The concept is based on the idea to directly couple two inverters and run against each other - both three phases and the DC-Link are directly coupled. As battery simulator a standard power supply may be used. With appropriate control of the motor simulator, the phase current flows from DUT to simulator via the phase coils and back to the DUT via the DC-Link, and vice versa.

Thus, the DC-Link of the DUT is stressed with a realistic current, but since the energy is flowing between the two inverters, the battery simulation needs only to provide the energy for the losses of the entire system.

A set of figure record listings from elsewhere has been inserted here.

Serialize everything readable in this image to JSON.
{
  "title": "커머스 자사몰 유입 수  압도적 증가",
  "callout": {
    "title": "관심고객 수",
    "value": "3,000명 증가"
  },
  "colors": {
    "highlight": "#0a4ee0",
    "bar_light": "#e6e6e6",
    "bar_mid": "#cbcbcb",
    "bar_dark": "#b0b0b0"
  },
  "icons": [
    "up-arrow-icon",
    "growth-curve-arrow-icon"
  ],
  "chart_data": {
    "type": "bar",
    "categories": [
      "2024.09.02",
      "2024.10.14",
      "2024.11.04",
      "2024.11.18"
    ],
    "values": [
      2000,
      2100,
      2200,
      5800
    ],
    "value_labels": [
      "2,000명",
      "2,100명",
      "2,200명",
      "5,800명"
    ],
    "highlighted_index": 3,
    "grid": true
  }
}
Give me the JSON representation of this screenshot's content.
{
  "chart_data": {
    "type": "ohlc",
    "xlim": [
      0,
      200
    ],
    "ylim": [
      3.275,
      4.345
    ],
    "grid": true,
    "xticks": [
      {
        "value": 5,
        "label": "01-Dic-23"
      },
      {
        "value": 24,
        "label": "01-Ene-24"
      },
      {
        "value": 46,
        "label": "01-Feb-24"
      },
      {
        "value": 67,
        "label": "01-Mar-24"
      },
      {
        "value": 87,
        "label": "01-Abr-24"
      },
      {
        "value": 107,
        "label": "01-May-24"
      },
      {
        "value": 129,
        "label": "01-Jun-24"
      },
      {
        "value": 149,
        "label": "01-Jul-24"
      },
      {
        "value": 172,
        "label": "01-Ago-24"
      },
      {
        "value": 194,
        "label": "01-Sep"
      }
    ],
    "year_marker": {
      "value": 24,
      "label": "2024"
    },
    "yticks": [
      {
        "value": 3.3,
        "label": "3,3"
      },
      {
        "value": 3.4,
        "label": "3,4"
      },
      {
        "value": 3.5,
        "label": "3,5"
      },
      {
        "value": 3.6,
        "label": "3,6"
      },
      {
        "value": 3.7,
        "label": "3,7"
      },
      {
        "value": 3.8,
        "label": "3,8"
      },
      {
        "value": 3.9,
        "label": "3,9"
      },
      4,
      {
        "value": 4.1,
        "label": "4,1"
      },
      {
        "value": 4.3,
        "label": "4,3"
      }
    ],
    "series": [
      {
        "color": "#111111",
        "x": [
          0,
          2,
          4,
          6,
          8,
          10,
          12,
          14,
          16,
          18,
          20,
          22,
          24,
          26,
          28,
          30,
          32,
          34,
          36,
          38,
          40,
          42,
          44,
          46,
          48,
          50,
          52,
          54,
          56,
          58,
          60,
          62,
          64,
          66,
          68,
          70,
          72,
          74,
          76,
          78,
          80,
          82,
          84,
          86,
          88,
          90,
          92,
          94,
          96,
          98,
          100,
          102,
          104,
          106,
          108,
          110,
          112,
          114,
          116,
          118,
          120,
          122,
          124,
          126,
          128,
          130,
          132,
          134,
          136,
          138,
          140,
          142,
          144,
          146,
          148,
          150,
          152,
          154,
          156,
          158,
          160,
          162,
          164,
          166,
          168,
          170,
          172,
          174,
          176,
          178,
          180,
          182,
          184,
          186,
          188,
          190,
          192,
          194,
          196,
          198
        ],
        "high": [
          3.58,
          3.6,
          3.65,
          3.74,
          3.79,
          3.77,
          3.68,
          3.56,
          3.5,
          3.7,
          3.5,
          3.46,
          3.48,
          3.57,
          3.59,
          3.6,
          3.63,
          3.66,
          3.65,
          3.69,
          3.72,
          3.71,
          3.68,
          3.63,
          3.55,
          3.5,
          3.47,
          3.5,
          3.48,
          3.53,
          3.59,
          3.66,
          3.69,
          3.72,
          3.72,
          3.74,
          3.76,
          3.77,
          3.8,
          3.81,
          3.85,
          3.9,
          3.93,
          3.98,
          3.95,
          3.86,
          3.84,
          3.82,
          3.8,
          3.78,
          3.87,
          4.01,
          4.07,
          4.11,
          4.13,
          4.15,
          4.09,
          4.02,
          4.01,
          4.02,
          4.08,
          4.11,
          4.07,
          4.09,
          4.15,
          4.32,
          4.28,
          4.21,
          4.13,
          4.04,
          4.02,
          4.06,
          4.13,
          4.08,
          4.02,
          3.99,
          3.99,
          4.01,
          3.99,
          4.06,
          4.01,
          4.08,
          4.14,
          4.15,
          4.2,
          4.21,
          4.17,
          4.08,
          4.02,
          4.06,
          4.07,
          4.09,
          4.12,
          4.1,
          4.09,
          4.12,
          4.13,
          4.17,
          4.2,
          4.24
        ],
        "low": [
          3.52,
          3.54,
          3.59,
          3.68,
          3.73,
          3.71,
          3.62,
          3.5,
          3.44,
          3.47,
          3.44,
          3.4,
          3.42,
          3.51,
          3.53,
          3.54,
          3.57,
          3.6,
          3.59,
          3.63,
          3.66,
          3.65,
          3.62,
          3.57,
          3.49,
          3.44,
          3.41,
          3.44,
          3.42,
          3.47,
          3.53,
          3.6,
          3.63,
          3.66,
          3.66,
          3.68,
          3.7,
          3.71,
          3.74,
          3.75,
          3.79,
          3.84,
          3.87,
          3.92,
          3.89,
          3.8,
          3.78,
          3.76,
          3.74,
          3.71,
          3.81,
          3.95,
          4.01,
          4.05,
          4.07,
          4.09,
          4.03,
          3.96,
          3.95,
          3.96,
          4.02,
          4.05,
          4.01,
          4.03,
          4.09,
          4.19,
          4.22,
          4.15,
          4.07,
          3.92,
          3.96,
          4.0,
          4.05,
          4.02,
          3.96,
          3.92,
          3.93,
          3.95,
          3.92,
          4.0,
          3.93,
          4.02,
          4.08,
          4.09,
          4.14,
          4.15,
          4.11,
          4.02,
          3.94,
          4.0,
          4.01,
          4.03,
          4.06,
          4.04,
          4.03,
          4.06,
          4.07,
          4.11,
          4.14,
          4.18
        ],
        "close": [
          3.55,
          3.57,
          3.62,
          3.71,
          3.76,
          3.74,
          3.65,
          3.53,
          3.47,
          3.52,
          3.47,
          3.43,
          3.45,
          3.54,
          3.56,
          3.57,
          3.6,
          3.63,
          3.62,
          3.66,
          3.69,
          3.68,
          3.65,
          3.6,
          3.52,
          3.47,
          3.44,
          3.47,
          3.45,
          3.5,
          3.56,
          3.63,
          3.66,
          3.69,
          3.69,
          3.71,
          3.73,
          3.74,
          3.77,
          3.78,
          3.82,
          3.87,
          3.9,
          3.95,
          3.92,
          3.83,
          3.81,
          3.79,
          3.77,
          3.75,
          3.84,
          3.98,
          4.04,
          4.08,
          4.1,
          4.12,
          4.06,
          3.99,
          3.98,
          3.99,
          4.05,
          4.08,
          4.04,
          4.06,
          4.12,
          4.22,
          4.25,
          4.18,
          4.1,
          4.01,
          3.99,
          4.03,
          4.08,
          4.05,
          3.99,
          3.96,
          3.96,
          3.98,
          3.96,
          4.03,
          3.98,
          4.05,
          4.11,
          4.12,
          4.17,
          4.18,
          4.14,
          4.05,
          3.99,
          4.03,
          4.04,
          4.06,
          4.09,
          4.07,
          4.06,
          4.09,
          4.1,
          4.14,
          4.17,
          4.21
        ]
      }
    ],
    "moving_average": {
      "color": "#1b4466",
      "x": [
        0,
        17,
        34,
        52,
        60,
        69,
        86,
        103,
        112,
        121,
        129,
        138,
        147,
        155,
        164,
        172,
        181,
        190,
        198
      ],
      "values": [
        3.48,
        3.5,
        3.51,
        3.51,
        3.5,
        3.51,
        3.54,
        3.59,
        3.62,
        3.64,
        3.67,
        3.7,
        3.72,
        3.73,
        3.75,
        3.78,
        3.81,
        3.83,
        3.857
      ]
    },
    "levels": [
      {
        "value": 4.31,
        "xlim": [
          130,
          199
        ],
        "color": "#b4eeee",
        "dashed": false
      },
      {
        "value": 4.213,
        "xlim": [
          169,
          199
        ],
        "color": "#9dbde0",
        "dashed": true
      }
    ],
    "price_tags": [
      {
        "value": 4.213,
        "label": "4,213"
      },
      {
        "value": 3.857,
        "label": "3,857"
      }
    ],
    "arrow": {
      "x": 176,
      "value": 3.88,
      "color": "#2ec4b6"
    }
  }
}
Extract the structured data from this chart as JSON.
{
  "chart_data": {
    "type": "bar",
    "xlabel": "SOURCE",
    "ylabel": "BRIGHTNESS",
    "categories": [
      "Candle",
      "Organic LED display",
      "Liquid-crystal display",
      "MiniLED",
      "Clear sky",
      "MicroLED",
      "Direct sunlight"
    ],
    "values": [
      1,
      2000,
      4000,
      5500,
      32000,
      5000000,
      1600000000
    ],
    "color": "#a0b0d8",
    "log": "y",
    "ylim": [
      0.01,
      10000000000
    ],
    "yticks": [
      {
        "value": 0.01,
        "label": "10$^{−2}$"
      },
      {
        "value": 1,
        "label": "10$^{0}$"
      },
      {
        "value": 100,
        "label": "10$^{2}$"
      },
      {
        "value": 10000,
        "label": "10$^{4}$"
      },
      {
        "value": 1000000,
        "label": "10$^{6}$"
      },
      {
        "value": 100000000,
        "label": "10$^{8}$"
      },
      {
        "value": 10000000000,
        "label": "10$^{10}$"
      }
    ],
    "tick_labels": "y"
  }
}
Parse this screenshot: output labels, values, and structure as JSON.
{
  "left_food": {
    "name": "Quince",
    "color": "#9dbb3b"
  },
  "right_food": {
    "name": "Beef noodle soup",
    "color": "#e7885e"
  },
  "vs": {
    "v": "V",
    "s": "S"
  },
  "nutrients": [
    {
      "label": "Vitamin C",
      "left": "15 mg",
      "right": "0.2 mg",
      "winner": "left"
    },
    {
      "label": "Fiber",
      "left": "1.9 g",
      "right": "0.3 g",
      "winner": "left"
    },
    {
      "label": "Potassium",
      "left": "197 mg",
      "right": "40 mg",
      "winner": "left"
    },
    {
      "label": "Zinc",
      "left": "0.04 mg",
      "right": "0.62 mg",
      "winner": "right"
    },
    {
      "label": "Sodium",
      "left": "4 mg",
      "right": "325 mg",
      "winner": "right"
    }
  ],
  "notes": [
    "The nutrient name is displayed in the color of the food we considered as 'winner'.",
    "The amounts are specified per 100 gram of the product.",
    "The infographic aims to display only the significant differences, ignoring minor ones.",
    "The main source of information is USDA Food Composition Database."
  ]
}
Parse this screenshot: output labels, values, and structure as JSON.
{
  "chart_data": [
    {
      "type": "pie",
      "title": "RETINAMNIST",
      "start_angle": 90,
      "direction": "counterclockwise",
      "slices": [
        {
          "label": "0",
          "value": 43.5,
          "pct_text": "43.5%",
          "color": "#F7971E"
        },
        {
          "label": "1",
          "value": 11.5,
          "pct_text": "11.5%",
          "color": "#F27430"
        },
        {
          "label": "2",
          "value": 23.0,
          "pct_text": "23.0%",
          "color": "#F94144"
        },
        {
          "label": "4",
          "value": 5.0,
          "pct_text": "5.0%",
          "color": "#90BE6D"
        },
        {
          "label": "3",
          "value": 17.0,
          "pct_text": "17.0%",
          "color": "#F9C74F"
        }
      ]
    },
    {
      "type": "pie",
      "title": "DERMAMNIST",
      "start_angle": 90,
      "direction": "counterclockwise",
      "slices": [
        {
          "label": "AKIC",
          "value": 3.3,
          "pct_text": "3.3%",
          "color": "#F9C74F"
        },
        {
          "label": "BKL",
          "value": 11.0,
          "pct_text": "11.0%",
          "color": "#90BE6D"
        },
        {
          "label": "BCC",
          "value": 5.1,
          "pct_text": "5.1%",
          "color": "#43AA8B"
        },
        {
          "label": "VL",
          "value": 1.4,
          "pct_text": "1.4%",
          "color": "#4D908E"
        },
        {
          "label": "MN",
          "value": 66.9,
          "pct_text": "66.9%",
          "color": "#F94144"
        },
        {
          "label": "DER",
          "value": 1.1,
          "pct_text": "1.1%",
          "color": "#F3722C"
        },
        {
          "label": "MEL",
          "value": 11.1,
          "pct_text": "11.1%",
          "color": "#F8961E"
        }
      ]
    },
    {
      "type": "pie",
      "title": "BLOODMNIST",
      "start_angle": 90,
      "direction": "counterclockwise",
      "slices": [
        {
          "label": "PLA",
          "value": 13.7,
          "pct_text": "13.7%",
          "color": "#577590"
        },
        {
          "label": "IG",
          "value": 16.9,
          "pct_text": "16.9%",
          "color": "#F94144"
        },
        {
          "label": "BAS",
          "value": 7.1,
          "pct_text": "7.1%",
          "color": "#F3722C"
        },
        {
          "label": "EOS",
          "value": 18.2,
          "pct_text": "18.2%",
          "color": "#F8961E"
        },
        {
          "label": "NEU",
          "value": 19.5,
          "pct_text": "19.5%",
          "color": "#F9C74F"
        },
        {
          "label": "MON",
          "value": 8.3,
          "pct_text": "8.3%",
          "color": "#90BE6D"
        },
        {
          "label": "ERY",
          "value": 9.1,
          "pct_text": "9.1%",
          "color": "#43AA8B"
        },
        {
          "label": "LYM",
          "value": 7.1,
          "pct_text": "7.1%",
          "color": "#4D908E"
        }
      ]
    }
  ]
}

This is one of the most important benefits: a relatively small power supply without energy feedback to the grid can be used. With a power supply of only 20kW,

* 250kW can be simulated at 500V DC voltage,
* 350kW can be simulated at 850V DC.

The standard emulator variant is capable of handling voltages up to 1000V, resulting in even higher power ranges which can be simulated. In most setups, three basic setpoints define the operation:

* EME generates the induced voltage of the motor
* DUT is in current control mode, defining the applied torque to the motor.
* EME defines the speed via the position sensor signal

In this document, we mostly refer to the voltage range up to 1000V, since this is covered by the standard IRS EME. In the meantime, different downsized variants are available which will be illustrated in later chapters. But the basic principle is the same for all IRS EME variants.